Anthony Gormley: Can’t figure it out?
Bexhill’s De La Warr Pavilion is a beautiful building, enhanced by its position on the shore and its sharp, simple lines. Inside it’s bright and clean, on the roof, however, is an installation by Gormley that doesn’t, in my opinion, enhance the experience.
Am I alone in thinking that we’ve had enough of these cast metal figures from Gormley? What more is there to do or say with the technique? In this case we have sixty figures in twelve basic poses lying on the roof. At first they look as though they’ve been placed at random. However, they have actually been placed on the metal crossbeams of this Grade 1 listed building.
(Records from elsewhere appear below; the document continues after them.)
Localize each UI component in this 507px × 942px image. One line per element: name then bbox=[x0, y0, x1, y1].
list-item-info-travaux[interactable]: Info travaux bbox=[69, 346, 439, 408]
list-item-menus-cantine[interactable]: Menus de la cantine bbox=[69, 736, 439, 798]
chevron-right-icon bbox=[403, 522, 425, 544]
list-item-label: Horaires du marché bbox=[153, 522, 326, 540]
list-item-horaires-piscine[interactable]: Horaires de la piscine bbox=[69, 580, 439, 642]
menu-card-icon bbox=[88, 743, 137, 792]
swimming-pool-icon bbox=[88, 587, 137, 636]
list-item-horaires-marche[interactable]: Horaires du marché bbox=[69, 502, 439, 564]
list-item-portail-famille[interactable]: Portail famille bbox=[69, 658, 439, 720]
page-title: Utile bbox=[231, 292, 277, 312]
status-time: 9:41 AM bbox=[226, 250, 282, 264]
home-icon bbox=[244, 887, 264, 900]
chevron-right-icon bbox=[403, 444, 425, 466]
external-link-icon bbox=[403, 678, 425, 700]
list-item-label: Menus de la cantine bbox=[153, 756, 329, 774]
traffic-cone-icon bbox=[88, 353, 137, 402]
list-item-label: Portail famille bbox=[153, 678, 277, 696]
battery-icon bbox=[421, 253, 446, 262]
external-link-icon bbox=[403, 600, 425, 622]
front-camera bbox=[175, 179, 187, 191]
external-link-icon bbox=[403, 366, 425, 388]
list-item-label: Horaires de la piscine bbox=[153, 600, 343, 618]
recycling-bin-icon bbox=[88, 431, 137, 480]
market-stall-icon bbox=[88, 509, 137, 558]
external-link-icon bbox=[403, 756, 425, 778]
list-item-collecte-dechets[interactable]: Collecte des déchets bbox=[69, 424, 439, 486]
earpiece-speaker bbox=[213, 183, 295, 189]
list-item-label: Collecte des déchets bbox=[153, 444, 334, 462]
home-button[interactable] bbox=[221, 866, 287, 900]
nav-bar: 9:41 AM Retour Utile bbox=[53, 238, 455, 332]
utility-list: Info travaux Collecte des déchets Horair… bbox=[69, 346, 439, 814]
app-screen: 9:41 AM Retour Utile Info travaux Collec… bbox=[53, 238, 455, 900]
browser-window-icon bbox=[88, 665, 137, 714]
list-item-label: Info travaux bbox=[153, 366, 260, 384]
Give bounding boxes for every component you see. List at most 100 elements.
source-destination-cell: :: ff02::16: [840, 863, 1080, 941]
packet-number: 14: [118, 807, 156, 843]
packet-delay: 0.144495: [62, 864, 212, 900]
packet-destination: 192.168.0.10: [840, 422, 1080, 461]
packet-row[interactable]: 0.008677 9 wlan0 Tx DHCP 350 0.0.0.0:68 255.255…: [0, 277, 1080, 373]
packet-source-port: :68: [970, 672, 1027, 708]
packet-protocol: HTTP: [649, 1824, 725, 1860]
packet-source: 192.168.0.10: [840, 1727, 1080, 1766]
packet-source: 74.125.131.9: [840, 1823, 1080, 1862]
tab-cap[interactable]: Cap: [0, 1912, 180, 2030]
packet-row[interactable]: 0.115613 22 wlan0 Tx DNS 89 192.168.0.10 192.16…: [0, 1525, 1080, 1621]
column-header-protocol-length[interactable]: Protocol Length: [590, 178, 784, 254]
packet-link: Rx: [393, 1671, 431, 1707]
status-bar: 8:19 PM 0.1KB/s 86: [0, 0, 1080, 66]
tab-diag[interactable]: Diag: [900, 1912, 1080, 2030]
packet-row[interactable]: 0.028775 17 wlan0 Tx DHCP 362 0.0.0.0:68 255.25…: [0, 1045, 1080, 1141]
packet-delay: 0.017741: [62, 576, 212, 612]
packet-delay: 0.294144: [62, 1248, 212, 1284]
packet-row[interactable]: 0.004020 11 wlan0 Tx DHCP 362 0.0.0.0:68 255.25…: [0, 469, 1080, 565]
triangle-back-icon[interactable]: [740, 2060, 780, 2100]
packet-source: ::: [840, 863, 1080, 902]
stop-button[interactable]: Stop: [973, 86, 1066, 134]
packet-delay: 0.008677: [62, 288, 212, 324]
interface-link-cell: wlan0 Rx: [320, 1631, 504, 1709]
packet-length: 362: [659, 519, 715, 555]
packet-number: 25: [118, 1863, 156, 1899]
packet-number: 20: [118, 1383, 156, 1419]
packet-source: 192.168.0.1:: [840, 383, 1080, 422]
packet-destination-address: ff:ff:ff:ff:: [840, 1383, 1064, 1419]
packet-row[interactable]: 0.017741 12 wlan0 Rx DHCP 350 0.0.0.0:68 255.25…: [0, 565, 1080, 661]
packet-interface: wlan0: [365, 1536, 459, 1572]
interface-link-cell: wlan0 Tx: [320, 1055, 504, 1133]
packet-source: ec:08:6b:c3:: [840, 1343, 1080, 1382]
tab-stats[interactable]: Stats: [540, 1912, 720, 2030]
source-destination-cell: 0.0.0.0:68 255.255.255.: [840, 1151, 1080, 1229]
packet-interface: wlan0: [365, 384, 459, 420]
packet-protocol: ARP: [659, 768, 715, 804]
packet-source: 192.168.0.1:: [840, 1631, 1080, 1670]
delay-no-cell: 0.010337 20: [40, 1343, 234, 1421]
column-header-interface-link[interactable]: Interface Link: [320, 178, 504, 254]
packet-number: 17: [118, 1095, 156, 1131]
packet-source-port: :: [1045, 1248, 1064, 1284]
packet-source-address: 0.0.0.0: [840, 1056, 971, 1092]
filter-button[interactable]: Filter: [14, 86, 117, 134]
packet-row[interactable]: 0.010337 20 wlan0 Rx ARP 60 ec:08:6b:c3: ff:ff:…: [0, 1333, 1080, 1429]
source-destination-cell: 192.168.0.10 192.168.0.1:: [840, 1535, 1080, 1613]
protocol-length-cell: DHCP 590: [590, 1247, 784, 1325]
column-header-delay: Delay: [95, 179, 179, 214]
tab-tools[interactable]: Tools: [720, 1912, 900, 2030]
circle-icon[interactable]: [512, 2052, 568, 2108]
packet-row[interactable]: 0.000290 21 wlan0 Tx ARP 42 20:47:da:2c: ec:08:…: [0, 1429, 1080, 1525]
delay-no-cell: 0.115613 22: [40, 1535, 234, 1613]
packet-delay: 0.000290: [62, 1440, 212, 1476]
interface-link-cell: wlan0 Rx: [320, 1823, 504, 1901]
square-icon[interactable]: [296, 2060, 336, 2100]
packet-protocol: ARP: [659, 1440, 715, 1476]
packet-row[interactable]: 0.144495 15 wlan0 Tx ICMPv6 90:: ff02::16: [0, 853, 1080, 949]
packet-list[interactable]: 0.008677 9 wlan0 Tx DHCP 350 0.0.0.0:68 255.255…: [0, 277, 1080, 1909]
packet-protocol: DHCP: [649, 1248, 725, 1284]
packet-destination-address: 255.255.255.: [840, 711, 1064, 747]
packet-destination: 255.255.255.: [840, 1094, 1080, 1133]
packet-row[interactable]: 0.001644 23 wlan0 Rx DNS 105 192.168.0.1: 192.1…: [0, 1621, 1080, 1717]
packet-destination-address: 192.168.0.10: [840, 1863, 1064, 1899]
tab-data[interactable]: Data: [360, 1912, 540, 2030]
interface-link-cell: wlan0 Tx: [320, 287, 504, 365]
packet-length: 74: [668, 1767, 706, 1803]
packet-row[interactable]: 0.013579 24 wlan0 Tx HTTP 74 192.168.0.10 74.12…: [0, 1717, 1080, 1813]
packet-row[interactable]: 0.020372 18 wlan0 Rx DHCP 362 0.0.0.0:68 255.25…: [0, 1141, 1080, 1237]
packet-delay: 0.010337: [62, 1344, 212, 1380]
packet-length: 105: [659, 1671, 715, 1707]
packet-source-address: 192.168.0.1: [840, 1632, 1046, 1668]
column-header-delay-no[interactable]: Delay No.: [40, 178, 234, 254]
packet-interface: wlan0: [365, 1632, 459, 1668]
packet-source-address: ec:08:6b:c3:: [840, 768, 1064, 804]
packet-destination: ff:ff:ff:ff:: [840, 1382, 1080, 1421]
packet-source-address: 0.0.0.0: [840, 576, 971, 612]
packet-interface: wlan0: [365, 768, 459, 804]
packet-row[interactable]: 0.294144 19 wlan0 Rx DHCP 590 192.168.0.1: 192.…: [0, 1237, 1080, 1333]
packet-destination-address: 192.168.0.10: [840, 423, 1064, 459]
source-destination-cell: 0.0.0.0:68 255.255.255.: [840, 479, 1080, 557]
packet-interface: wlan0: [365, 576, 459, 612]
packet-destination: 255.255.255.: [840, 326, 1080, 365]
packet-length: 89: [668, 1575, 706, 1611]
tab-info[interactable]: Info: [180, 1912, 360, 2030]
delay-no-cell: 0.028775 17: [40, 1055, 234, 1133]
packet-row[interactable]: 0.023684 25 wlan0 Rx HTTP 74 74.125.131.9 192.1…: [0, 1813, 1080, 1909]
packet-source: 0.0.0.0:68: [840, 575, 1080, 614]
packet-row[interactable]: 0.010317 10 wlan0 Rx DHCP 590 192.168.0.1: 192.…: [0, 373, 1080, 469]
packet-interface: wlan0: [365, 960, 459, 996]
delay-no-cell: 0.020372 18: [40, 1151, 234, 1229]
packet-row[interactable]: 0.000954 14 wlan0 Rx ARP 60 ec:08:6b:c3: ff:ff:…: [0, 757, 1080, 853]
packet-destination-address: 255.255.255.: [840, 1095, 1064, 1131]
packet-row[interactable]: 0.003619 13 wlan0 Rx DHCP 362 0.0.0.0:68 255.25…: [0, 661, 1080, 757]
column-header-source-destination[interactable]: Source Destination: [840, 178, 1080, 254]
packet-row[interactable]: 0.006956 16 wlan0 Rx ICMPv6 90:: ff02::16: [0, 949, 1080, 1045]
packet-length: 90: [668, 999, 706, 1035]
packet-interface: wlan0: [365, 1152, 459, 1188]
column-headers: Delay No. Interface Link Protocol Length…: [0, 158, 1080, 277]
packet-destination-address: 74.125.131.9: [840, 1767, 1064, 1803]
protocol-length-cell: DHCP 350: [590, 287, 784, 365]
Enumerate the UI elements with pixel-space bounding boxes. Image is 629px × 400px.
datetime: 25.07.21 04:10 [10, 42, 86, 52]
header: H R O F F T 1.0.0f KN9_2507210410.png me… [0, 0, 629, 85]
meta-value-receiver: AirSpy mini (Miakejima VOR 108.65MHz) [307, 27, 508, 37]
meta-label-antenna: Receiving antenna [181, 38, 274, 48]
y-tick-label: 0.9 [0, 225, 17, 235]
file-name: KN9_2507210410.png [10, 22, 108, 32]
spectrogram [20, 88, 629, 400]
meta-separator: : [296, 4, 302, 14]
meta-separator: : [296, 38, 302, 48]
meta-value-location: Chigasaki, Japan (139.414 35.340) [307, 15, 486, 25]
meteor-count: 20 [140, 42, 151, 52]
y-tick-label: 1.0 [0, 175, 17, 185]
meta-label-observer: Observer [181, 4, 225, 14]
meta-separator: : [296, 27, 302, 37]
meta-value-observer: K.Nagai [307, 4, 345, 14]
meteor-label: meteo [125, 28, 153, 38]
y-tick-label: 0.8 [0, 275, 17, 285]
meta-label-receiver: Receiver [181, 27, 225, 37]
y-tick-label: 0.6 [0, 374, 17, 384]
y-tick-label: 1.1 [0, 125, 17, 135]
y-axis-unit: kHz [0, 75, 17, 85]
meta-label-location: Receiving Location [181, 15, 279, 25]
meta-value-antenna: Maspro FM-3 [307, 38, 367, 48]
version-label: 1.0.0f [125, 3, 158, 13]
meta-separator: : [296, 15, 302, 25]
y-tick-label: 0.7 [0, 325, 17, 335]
Built in 1935, from a welded steel frame, the heavy solid figures had to be carefully laid onto the metal girders to prevent the roof from collapsing. Now there’s something odd about an aesthetic spectacle driven by the necessity of a building’s internal structure. It's a matter of convenience not art.
The figures are fine but the artist’s references to ‘sky burial’ are bogus, as the piece was made for an internal setting, a Viennese railway shed. This is typical of an aesthetic view that says, make of it what you will, art is just a trigger for any old tosh that you want to imagine or verbalise. The view from the roof is stunning, especially on a sunny, windy day from Beachy head along the pebble beach and the turquoise sea. These figures just lie there lifeless, inert and irrelevant. Gormley’s in danger of becoming a one trick pony.
1 Comments:
He has scattered several of these stupid figures in the Water of Leith in Edinburgh. I wouldn't mind if they were individually crafted but they just seem to be big 'toy soldiers'. What's the point?